Submissions Each week, she receives in her email box between 28 & 52 submissions. They are very precise numbers but she’s like that. October is her busiest month. I don’t know why, neither does she. Hannah chooses which emails to open SOLELY on the elevator pitch at the top of the email. That’s it. The next Colleen Hoover could lurk in the email, but she doesn’t care. She’s too busy, as are all her contemporaries. Her commitment is to her existing clients. They are the ones who generate her income. Now that she’s based in London, that income needs to stretch even further than it did when she lived here. She doesn’t need any new clients. But she’s too scared to completely close off her inbox just in case the next Colleen Hoover is lurking there, even though she wouldn’t know unless she can write a good elevator pitch. Last year she took on three new authors. Colleen Hoover wasn’t one of them. 

Writing an elevator pitch.  Is very difficult. You’re being asked to summarise an 80k-word book in two sentences.
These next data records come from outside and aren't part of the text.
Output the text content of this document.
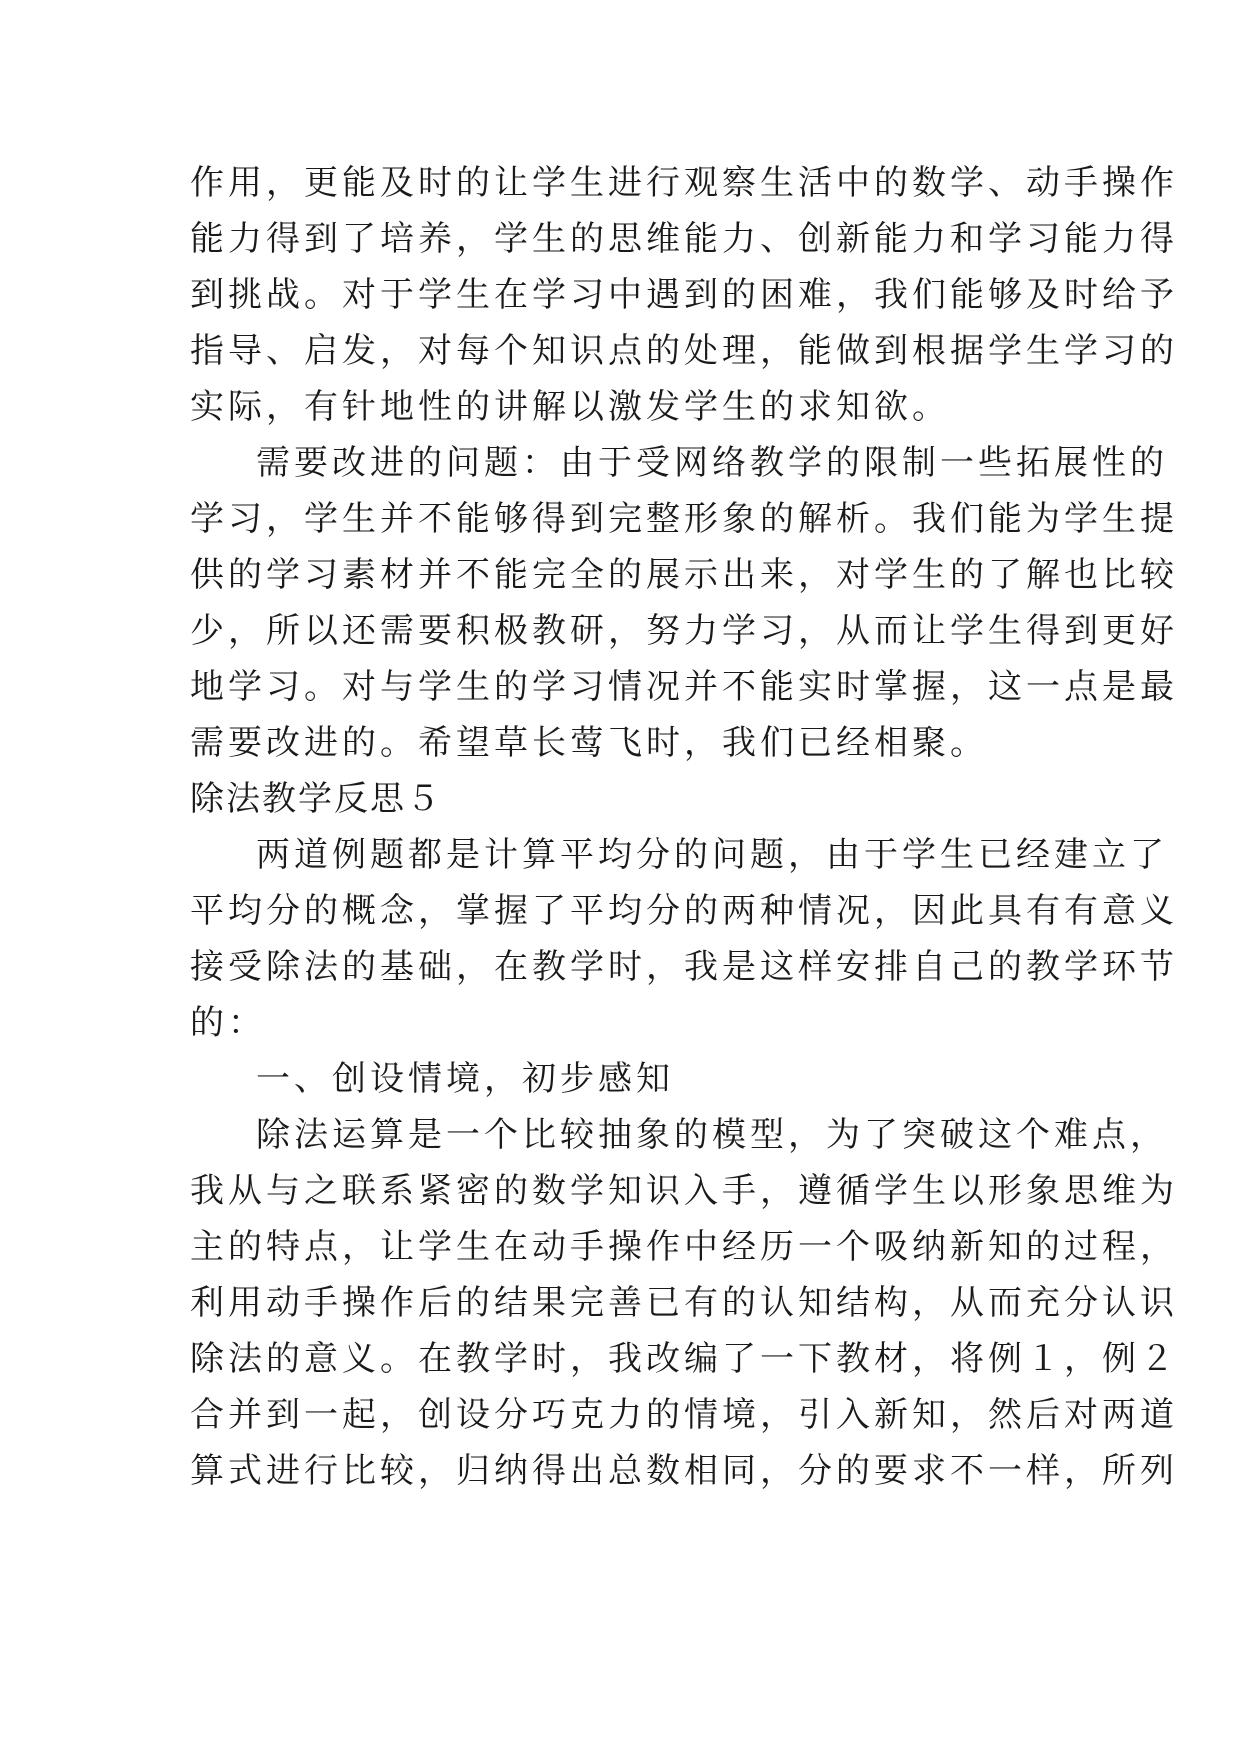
作用，更能及时的让学生进行观察生活中的数学、动手操作
能力得到了培养，学生的思维能力、创新能力和学习能力得
到挑战。对于学生在学习中遇到的困难，我们能够及时给予
指导、启发，对每个知识点的处理，能做到根据学生学习的
实际，有针地性的讲解以激发学生的求知欲。
需要改进的问题：由于受网络教学的限制一些拓展性的
学习，学生并不能够得到完整形象的解析。我们能为学生提
供的学习素材并不能完全的展示出来，对学生的了解也比较
少，所以还需要积极教研，努力学习，从而让学生得到更好
地学习。对与学生的学习情况并不能实时掌握，这一点是最
需要改进的。希望草长莺飞时，我们已经相聚。
除法教学反思５
两道例题都是计算平均分的问题，由于学生已经建立了
平均分的概念，掌握了平均分的两种情况，因此具有有意义
接受除法的基础，在教学时，我是这样安排自己的教学环节
的：
一、创设情境，初步感知
除法运算是一个比较抽象的模型，为了突破这个难点，
我从与之联系紧密的数学知识入手，遵循学生以形象思维为
主的特点，让学生在动手操作中经历一个吸纳新知的过程，
利用动手操作后的结果完善已有的认知结构，从而充分认识
除法的意义。在教学时，我改编了一下教材，将例１，例２
合并到一起，创设分巧克力的情境，引入新知，然后对两道
算式进行比较，归纳得出总数相同，分的要求不一样，所列
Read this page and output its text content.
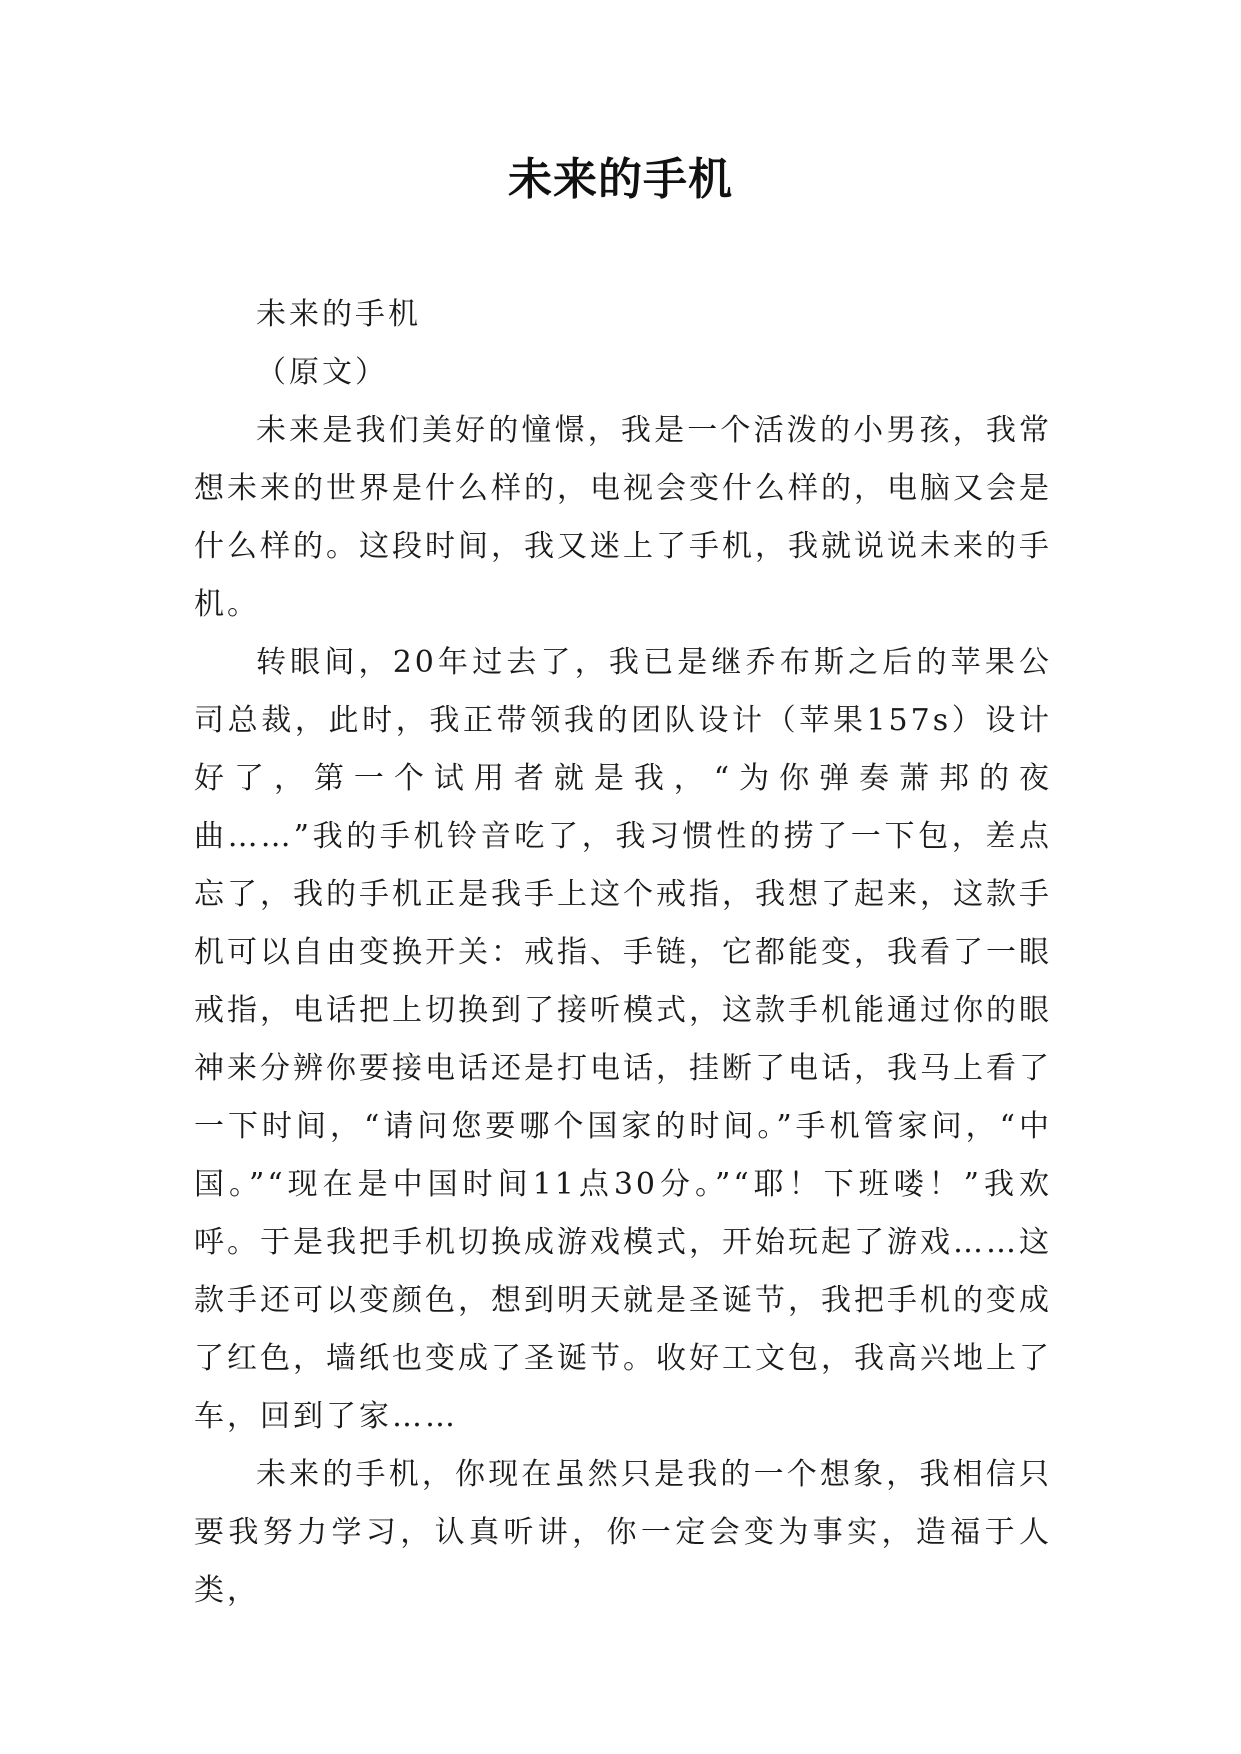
未来的手机

未来的手机

（原文）

未来是我们美好的憧憬，我是一个活泼的小男孩，我常想未来的世界是什么样的，电视会变什么样的，电脑又会是什么样的。这段时间，我又迷上了手机，我就说说未来的手机。

转眼间，20年过去了，我已是继乔布斯之后的苹果公司总裁，此时，我正带领我的团队设计（苹果157s）设计好了，第一个试用者就是我，“为你弹奏萧邦的夜曲……”我的手机铃音吃了，我习惯性的捞了一下包，差点忘了，我的手机正是我手上这个戒指，我想了起来，这款手机可以自由变换开关：戒指、手链，它都能变，我看了一眼戒指，电话把上切换到了接听模式，这款手机能通过你的眼神来分辨你要接电话还是打电话，挂断了电话，我马上看了一下时间，“请问您要哪个国家的时间。”手机管家问，“中国。”“现在是中国时间11点30分。”“耶！下班喽！”我欢呼。于是我把手机切换成游戏模式，开始玩起了游戏……这款手还可以变颜色，想到明天就是圣诞节，我把手机的变成了红色，墙纸也变成了圣诞节。收好工文包，我高兴地上了车，回到了家……

未来的手机，你现在虽然只是我的一个想象，我相信只要我努力学习，认真听讲，你一定会变为事实，造福于人类，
It’s not fair, is it? But then, neither is life.   You might have written the best novel ever. (You probably haven’t but it’s possible.) You can have a brilliant author profile and synopsis, but it is all for nothing if you don’t immediately catch the reader's eye. I’m not suggesting that all agents work like Hannah, but many will/do. They are so inundated with stuff they have to be brutal. I might do a whole bit on pitches one day, having done literally hundreds of them, mostly unsuccessfully, but that’s when you learn. I will say here that a few publishers still accept direct submissions, BUT A WARNING – you will only get one chance with them. I advise you to perfect the manuscript and your approach first. Try it out on agents and react to any feedback they give you before you send it to a publisher. It is better to try and fail, learn, and adjust with agents (there are more of them) than a direct publisher of your genre.

 Elevator Pitch Examples I have pulled a few from Amazon today just to give you an idea: 

One Day With You by Shari Low: One day, five lives, but whose heart will be broken by nightfall?

 Red Queen by Juan Gomez-Jurado:Antonia Scott is special. Very special. She is not a policewoman or a lawyer. She has never wielded a weapon or carried a badge, and yet, she has solved dozens of crimes.

 These are probably not brilliant examples, but they give you an idea of why an agent might want to read more. My first novel Love Byte had an elevator pitch that said: If your dead wife emailed you, offering to find you a new girlfriend, what would you do? 

It’s not a gimmick, an elevator pitch is the key to getting noticed in a heartbeat which is all you will normally get from an agent or publisher (if you can find one that accepts direct approaches).